Bref : ce n’est aucunement un programme qui a été proposé mais le schéma détaillé d’un manuel – à l’usage des professeurs bien sûr – (aux éditeurs ensuite d’aménager la chose à l’usage des élèves). Encore faudrait-il savoir de quelle discipline un tel manuel est manuel. La réponse est sans ambages : aucune. Ni philosophie, ni littérature, ni histoire de l’une et de l’autre – ni, bien sûr, histoire des connaissances scientifiques réputées hors des humanités. Interdisciplinarité – en l’absence de toute discipline nettement identifiable, comme il en va habituellement.
Abondance sans ordre ni raison
Objectera-t-on que les abondantes indications bibliographiques montrent que la libre initiative intellectuelle est respectée ? Or, non seulement l’abondance sans hiérarchie donne le tournis, mais encore faut-il croire qu’il est équivalent pour un débutant de lire Homère ou Vincent de Beauvais ? Est-il urgent de lire Alberti alors qu’aucun de ses contemporains peintres ne l’a utilisé ? Que dire de Vasari qui écrit avec des sources qui sont toutes de seconde main ?

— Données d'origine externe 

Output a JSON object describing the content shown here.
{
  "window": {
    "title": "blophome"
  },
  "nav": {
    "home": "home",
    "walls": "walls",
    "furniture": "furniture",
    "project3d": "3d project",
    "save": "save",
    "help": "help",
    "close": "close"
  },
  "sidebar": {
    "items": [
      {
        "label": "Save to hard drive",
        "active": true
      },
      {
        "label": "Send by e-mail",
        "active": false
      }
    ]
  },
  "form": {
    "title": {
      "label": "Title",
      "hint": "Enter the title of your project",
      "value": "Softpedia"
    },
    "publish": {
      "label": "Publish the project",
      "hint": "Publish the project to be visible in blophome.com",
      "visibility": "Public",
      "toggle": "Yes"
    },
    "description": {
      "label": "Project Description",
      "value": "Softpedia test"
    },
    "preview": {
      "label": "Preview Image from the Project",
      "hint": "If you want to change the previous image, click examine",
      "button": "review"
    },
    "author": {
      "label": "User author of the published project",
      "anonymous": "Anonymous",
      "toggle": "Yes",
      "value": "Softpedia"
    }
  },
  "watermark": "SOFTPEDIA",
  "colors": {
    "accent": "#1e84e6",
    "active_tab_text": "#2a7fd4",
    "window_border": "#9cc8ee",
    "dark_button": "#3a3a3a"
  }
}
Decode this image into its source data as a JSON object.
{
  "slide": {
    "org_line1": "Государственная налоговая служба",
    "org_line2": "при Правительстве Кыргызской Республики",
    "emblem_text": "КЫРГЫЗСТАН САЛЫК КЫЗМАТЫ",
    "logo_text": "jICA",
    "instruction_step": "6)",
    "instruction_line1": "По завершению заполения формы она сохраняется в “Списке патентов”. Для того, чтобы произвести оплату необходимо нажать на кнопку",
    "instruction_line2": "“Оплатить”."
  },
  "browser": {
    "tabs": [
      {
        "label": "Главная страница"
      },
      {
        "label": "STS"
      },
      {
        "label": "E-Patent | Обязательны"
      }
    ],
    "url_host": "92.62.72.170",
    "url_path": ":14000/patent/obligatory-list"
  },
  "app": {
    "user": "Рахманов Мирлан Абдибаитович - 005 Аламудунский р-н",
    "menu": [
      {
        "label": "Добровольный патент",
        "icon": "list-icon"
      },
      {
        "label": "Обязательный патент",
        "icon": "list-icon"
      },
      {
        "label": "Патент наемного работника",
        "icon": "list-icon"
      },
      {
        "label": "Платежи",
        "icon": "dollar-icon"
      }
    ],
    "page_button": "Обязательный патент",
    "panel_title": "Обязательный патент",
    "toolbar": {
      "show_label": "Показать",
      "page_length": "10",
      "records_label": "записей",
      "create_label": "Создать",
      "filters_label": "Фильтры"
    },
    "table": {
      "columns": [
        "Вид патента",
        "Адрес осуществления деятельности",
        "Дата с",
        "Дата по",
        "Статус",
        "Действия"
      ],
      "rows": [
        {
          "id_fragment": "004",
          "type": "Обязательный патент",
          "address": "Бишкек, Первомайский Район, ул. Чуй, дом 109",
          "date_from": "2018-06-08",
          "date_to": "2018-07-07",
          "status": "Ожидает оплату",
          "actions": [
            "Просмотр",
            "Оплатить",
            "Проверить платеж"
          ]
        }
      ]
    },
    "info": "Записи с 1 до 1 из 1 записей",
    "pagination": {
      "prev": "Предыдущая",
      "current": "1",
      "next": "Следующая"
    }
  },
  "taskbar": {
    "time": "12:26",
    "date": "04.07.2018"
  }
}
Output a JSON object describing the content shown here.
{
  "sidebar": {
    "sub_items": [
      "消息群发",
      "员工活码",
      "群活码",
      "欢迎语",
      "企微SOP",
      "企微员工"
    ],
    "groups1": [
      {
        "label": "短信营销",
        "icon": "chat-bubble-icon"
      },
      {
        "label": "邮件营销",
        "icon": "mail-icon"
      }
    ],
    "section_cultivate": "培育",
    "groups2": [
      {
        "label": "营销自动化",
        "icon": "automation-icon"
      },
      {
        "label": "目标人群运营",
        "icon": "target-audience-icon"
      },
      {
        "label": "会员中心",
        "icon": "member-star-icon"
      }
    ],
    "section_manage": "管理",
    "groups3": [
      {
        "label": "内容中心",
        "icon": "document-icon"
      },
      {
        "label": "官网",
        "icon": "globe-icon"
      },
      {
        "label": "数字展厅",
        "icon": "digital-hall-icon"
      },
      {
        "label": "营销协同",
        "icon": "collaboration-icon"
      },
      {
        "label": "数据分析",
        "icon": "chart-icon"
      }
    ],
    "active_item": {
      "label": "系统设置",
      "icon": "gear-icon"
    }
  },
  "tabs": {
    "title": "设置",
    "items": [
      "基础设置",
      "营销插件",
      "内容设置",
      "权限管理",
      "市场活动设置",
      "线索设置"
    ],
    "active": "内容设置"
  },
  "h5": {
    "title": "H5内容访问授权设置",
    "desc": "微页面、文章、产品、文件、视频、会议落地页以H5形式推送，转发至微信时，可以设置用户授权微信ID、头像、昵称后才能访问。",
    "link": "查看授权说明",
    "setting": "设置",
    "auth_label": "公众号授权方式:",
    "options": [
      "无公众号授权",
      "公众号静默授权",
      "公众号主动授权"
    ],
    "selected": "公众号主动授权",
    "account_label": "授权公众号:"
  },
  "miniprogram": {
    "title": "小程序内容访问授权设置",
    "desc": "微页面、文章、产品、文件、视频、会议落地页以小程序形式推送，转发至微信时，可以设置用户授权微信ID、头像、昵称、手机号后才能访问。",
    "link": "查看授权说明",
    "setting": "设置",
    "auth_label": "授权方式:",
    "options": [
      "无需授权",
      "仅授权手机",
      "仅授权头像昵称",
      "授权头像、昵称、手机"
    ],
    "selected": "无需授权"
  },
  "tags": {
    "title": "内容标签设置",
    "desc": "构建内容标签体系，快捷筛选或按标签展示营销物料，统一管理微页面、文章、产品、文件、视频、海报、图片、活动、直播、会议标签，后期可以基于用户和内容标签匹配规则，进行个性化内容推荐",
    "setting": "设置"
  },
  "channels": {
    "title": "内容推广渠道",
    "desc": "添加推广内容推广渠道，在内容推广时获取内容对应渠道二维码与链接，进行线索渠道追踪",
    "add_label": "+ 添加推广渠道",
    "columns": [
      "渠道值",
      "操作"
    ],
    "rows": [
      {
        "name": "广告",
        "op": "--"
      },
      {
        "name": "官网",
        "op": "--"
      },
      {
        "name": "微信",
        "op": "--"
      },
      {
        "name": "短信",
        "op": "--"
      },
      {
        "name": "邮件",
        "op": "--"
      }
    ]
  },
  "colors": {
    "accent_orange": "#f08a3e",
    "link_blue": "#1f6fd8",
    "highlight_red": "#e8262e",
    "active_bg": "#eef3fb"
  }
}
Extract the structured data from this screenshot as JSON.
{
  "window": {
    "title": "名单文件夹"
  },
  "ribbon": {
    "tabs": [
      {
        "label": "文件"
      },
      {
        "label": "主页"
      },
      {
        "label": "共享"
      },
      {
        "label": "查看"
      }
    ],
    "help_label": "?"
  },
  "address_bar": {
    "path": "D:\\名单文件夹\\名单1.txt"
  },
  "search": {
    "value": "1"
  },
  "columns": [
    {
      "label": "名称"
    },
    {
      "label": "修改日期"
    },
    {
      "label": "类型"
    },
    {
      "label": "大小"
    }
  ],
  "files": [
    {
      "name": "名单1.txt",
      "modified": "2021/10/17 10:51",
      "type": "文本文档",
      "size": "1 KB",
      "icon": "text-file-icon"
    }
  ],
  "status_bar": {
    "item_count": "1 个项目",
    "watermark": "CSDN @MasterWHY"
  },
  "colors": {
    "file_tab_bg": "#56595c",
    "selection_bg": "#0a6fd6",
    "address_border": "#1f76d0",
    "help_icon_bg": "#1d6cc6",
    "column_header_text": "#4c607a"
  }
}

Inutile de multiplier les exemples. La Commission n’aurait-elle pu s’abaisser à dire, en ce qui concerne ce qu’elle considère à juste titre comme « titres plus rares que ceux fréquemment sollicités en classe » comment on se procure commodément des extraits de Vincent de Beauvais ou de Boncompagno da Signa?
Autre énigme : dans la section « découverte du monde et pluralité des cultures » que viennent faire Galilée et son Dialogue. Les deux (ou plutôt trois) « plus grands systèmes du Monde » ne relèvent aucunement de la pluralité des cultures. Songe -t-on vraiment à des élèves qui n’ont jamais eu un enseignement ni d’astronomie, ni de cosmologie et encore moins d’histoire des connaissances scientifiques ?
Enfin on voit, comme souvent, que l’Antiquité est réservée aux « commençants » et l’époque contemporaine aux plus âgés. Dans le cas présent l’effet sera apparemment le suivant étant donné le caractère optionnel de ces « Humanités »: choisir en effet cette filière en Première n’oblige pas à continuer en Terminale et inversement, puisque celui qui n’aura pas choisi les Humanités en Première pourra s’y adonner en Terminale. Dans cette hypothèse l’enseignement de culture générale qu’ambitionne ce programme sera borné à la période la plus contemporaine.
Il y a lieu d’être inquiet quand l’histoire de la culture débute la veille…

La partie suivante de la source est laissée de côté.